Research focus / impact
The overall goal of Dr. Stanford’s research is to understand the factors that control stem cell function and apply this knowledge to improve human health. Specifically, Dr. Stanford’s laboratory uses systems biology approaches to understand how the proteins, miRNAs, epigenetic marks, etc., within in a stem cell combine with other factors to determine that cell’s fate. Furthermore, Dr. Stanford uses a systems genetics approach to model disease utilizing animal models, patient-derived induced pluripotent stem cells (iPSCs), or genome editing in human embryonic stem cells (ESCs) as models. Dr.

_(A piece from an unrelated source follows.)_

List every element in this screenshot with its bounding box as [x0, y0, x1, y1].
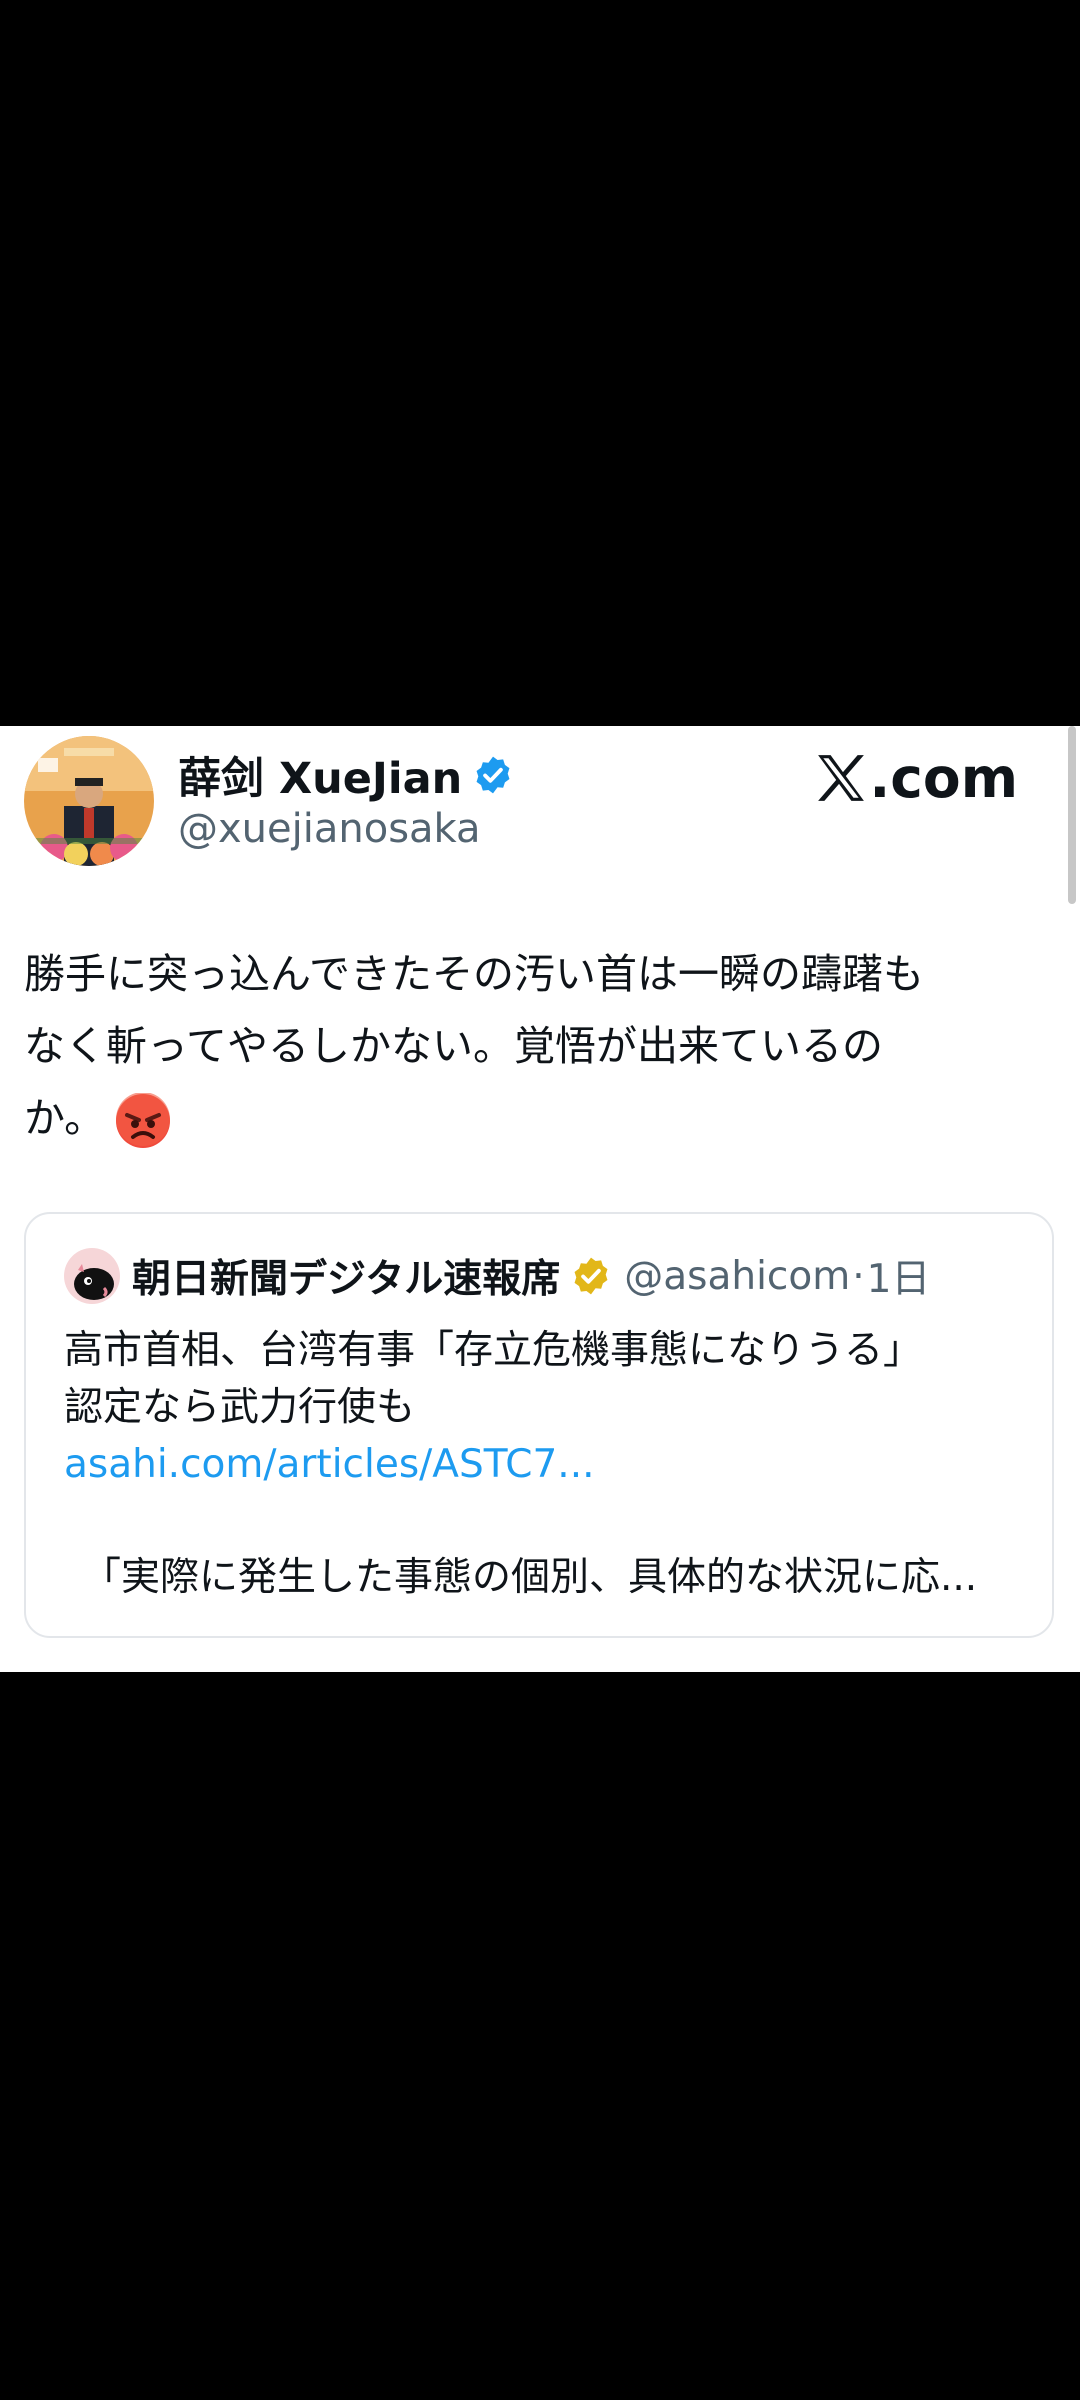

Stanford is internationally renowned for contributions to many fields including his work on mapping gene regulatory networks in pluripotent stem cells, using gene trap mutagenesis to functionally annotate the mammalian genome and model human disease, discovering a new member of the polycomb repressive complex 2 required for stem cell function, functionally analyzing the stem cell protein Sca-1, and demonstrating that defective self-renewal of mesenchymal stem/stromal cells leads to age-related osteoporosis.
Accomplishments / Awards
Dr. Stanford is the founding and current director of the Ottawa Human Pluripotent Stem Cell Facility. He has published 83 manuscripts, which have been cited over 5100 times (Scopus).
Dr. Stanford currently holds grants from the Canadian Institutes of Health Research, the Natural Sciences and Engineering Research Council, Heart and Stroke Foundation of Canada, McEwen Foundation for Regenerative Medicine, and two federal US grants – National Institutes of Health and Congressionally Directed Medical Research Program.